A obra de Johann Friedrich Overbeck sobre Olindo e Sofronia é um elemento chave do seu trabalho na Villa Giustiniani Massimo, em Roma. Overbeck foi um dos fundadores do movimento Nazareno, um grupo de pintores alemães que procuravam revitalizar a arte cristã através de um regresso aos mestres italianos do Renascimento (como Rafael) e uma vida comunitária. Executada entre 1819 e 1827 a obra faz parte de um ciclo maior de frescos na "Sala de Tasso" (Tasso Hall) da Villa Massimo, onde vários artistas Nazarenos foram contratados pelo Príncipe Massimo para ilustrar cenas da Jerusalém Libertada, de Torquato Tasso.
A abordagem de Overbeck ao tema é marcadamente diferente das interpretações dramáticas e tenebristas do Barroco.
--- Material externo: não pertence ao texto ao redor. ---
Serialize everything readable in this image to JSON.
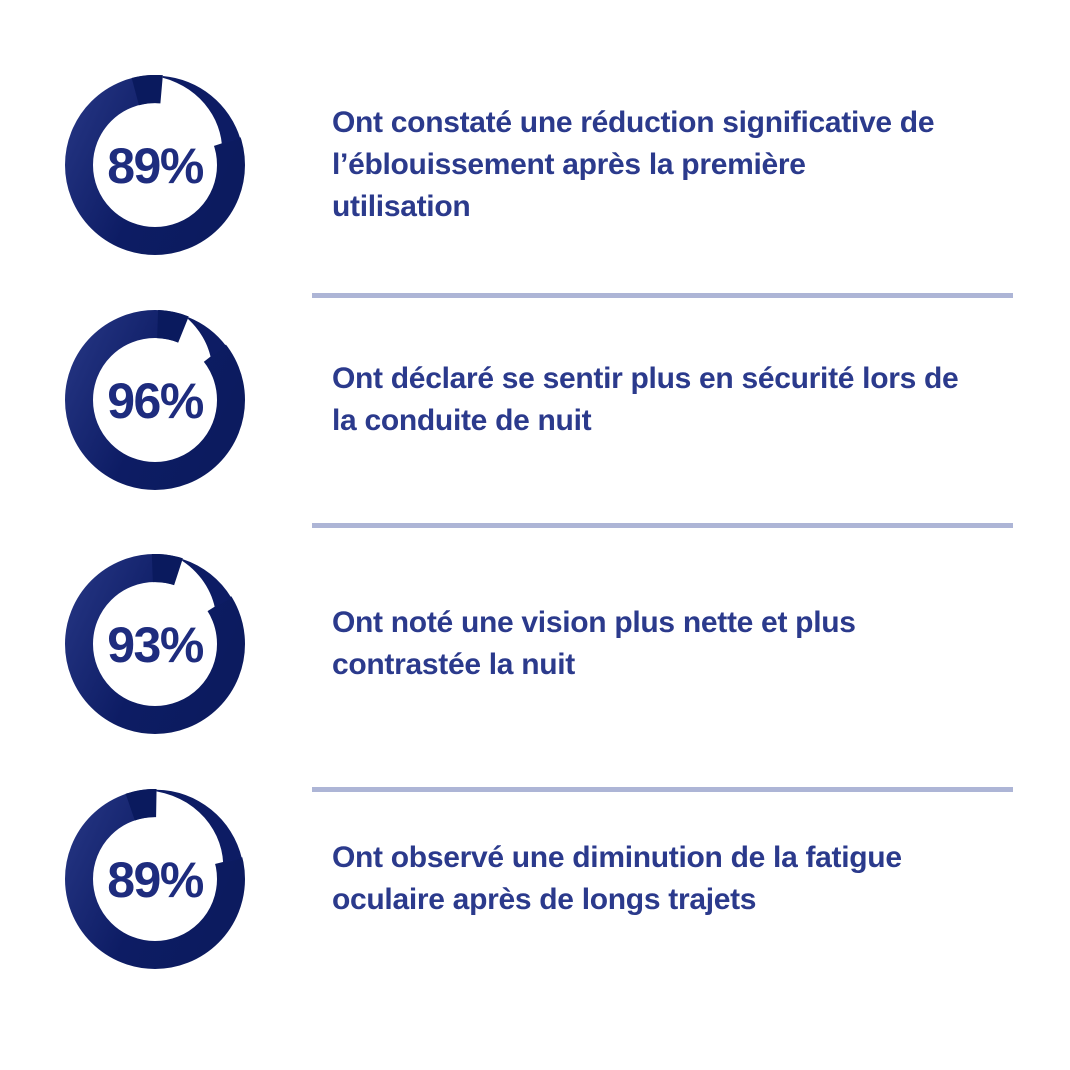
{
  "chart_data": {
    "type": "donut",
    "title": "",
    "unit": "%",
    "legend_position": "right-of-each-ring",
    "series": [
      {
        "value": 89,
        "label": "Ont constaté une réduction significative de l’éblouissement après la première utilisation"
      },
      {
        "value": 96,
        "label": "Ont déclaré se sentir plus en sécurité lors de la conduite de nuit"
      },
      {
        "value": 93,
        "label": "Ont noté une vision plus nette et plus contrastée la nuit"
      },
      {
        "value": 89,
        "label": "Ont observé une diminution de la fatigue oculaire après de longs trajets"
      }
    ]
  },
  "stats": [
    {
      "percent_label": "89%",
      "description": "Ont constaté une réduction significative de\nl’éblouissement après la première\nutilisation",
      "gap_start": 5,
      "gap_end": 72
    },
    {
      "percent_label": "96%",
      "description": "Ont déclaré se sentir plus en sécurité lors de\nla conduite de nuit",
      "gap_start": 22,
      "gap_end": 52
    },
    {
      "percent_label": "93%",
      "description": "Ont noté une vision plus nette et plus\ncontrastée la nuit",
      "gap_start": 18,
      "gap_end": 58
    },
    {
      "percent_label": "89%",
      "description": "Ont observé une diminution de la fatigue\noculaire après de longs trajets",
      "gap_start": 1,
      "gap_end": 76
    }
  ],
  "colors": {
    "ring_dark": "#0D1C64",
    "ring_gradient_light": "#22327F",
    "ring_gradient_dark": "#0C1B5F",
    "ring_block": "#0A1A5E",
    "percent_text": "#1E2C7E",
    "body_text": "#2B3A8C",
    "divider": "#ADB5D6",
    "background": "#FFFFFF"
  }
}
A pintura reflete o desejo dos Nazarenos de pureza e simplicidade. O estilo é inspirado nos pintores do Quattrocento italiano, com linhas claras, cores luminosas e composições equilibradas, evitando o dramatismo exagerado e o movimento turbulento do Barroco.
A cena foca-se na virtude cristã e no sacrifício. Olindo e Sofronia são retratados com uma dignidade e serenidade quase clássicas, mesmo perante a morte iminente. A intervenção de Clorinda é apresentada como um ato de compaixão e heroísmo moral, e não apenas uma ação de batalha espetacular.
Enquanto Mattia Preti usava a sombra e o movimento, e Delacroix usava a cor vibrante para o drama, Overbeck usa a luz e a composição para realçar a pureza moral e a clareza narrativa do episódio.
O tema de Olindo e Sofronia, da Jerusalém Libertada de Tasso, foi ainda representado por Edgar Degas numa obra específica: Olinde et Sophronie (ou Clorinda Resgata Olindo e Sofronia), executada por volta de 1859-1861, é um pastel sobre papel.
Esta obra pertence ao período inicial da carreira de Degas, uma fase em que o artista ainda explorava temas históricos e literários, antes de se focar no Realismo e no Impressionismo, pelos quais se tornaria famoso.
A obra de Degas parece prestar homenagem e inspiração à composição de Eugène Delacroix sobre o mesmo tema.
Embora o tema seja romântico/histórico, a técnica de Degas já demonstrava inovação. O pastel capta o momento dramático do casal amarrado à estaca, com camadas de cor que evocam o vento e a intensidade da cena. O uso do pastel como meio principal para uma obra finalizada, e não apenas um esboço, foi uma das inovações de Degas.
A representação de Degas é um lembrete fascinante da sua formação clássica e do seu interesse inicial em temas de grande drama emocional e literário, antes de se tornar o cronista da vida moderna e do movimento pelo qual é universalmente conhecido.
O episódio ofereceu aos artistas uma narrativa rica em drama, emoção e potencial visual. A cena do casal amarrado à fogueira, prestes a ser consumido pelas chamas, e o salvamento heroico por Clorinda, permitiram composições dinâmicas e o uso expressivo de luz e sombra, características do estilo Barroco.
A história aborda temas de amor fiel, sacrifício, inocência e a intervenção divina ou heroica, que eram de grande interesse para os mecenas e o público da arte ocidental.
O tema permitiu uma exploração da beleza idealizada e da virtude moral, tornando-se um motivo recorrente na pintura, especialmente em Itália, durante os séculos XVII e XVIII. A sua importância reside, portanto, na sua capacidade de traduzir uma narrativa literária poderosa em imagens visuais cativantes e emotivas, que ilustram ideais culturais e religiosos da época.